Red I Flight
posted on 4/2008 By:
Another in what is becoming a very long list of bands combining melodic death metal with hardcore, Red I Flight unfortunately don’t do very much to distinguish themselves from the pack. What you’re essentially served up on The Years is European riffs, death growls, hardcore gang shouts and a smattering of lumbering breakdowns. Yep, we’ve heard it all before and really, with the likes of All Shall Perish doing this sort of thing with more brutality and sophistication, there’s little reason to be venturing this way. There’s also really no point in berating Red I Flight for lack of originality, so for those interested in this band and the whole deathcore genre, it’s far more worthwhile to get on with addressing the positives on The Years.
There is nothing that Red I Flight do particularly badly, in fact the band is pretty competent. The playing on The Years is tight, heavy and polished, with no real weak performances. Josh Robinson’s vocals are above par, especially his low growls, which strike a good balance between guttural and intelligible. The production also fares well, but you’d expect so from a Victory release so this is a given really. The Years sounds thick, fairly polished but with just enough dirt to bite the ears a bit. The main problem with this album then is the songs, in that none of them are bad but none really stick out either, even after several listens. I’d cite "Vigo the Carpathian" and "By the Beard of Zeus" as two of the better examples of the strict formula Red I Flight stay within. Ultimately, these guys play their chosen style reasonably well, but there are just too many other bands that play it better.
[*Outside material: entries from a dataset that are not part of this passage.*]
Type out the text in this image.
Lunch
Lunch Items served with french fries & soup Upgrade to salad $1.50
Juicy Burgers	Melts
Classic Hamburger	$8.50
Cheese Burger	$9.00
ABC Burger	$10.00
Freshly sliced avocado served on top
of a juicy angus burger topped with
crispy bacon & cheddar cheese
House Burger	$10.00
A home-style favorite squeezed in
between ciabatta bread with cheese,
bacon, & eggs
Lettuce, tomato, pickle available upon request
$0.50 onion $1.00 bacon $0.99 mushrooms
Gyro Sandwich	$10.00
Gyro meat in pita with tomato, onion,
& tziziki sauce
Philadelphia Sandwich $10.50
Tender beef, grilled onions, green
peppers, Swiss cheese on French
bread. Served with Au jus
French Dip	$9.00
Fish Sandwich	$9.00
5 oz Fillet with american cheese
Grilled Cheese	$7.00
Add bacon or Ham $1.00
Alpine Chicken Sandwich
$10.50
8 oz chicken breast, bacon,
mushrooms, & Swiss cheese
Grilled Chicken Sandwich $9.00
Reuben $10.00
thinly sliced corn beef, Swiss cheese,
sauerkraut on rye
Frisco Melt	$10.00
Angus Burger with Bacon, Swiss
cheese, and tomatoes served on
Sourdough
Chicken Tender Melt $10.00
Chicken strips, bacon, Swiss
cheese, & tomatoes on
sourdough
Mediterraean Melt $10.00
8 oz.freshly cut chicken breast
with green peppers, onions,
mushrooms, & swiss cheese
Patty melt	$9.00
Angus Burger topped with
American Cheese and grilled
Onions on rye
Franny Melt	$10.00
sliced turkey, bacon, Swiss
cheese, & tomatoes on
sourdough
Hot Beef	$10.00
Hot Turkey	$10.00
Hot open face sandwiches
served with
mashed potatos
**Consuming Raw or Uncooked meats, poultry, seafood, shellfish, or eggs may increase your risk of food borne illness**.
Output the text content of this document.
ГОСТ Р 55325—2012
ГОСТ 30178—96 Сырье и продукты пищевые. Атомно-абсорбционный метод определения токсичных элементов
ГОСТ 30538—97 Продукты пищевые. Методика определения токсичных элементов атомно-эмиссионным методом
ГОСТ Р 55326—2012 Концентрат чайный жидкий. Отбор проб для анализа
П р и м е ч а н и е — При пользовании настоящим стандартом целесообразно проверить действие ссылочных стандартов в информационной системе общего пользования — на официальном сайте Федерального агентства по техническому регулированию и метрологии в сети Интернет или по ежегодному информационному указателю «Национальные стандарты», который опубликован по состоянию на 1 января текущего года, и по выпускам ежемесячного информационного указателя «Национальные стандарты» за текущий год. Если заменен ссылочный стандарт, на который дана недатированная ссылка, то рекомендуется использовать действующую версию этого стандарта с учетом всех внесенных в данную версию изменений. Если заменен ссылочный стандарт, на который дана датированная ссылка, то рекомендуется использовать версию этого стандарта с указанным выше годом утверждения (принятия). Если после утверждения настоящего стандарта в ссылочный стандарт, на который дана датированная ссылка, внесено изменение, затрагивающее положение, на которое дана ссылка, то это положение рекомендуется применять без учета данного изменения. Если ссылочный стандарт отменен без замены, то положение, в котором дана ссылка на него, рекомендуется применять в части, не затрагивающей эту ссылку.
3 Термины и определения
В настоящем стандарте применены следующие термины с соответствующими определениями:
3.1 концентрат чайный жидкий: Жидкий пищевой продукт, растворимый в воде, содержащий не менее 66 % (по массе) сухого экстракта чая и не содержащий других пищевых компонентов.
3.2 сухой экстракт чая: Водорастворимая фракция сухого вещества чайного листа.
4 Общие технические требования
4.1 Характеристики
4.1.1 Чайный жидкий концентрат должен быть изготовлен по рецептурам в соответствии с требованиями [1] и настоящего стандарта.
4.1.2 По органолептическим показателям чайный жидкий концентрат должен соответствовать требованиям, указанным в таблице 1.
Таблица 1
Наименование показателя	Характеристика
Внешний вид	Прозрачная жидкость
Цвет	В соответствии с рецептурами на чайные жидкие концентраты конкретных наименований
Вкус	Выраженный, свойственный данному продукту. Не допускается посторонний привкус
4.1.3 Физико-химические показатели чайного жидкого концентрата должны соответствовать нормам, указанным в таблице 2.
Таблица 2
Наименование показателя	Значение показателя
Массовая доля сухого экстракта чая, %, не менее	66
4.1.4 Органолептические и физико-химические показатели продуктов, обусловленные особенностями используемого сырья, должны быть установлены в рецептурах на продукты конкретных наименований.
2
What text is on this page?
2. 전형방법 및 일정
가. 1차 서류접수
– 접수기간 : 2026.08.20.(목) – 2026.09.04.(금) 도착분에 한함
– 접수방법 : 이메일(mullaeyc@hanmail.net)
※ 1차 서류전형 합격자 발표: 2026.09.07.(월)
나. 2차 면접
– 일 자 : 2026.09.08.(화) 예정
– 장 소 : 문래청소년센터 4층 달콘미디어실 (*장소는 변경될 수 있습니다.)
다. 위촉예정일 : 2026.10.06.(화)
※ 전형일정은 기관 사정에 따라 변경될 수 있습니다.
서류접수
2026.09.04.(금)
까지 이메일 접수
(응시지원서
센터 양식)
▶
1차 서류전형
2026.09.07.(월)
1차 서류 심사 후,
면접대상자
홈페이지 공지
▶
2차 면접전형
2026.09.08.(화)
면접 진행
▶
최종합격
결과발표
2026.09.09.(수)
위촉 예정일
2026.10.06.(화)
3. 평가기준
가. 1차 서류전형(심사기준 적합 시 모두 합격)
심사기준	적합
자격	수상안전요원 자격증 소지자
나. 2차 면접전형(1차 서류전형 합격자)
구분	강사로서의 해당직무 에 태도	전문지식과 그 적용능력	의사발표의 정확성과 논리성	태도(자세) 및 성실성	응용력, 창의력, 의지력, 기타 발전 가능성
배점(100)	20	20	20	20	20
I think the reason I’ve come down on The Years a little harshly is because Red I Flight give reason to believe they are capable of more, so while this is frustrating at the moment, it has me hopeful that these guys will churn out something stronger in the near future. Even if it does turn out to be another short-lived trend, the deathcore style makes a lot more sense than anything that attempts to appropriate extreme metal for the purpose of juxtaposing it against boy band vocals. Hardcore and death metal can definitely work in combination, and there are enough good bands out there to justify this style. Red I Flight have the potential to join this group, but aren’t quite doing enough to stand out just yet with this album.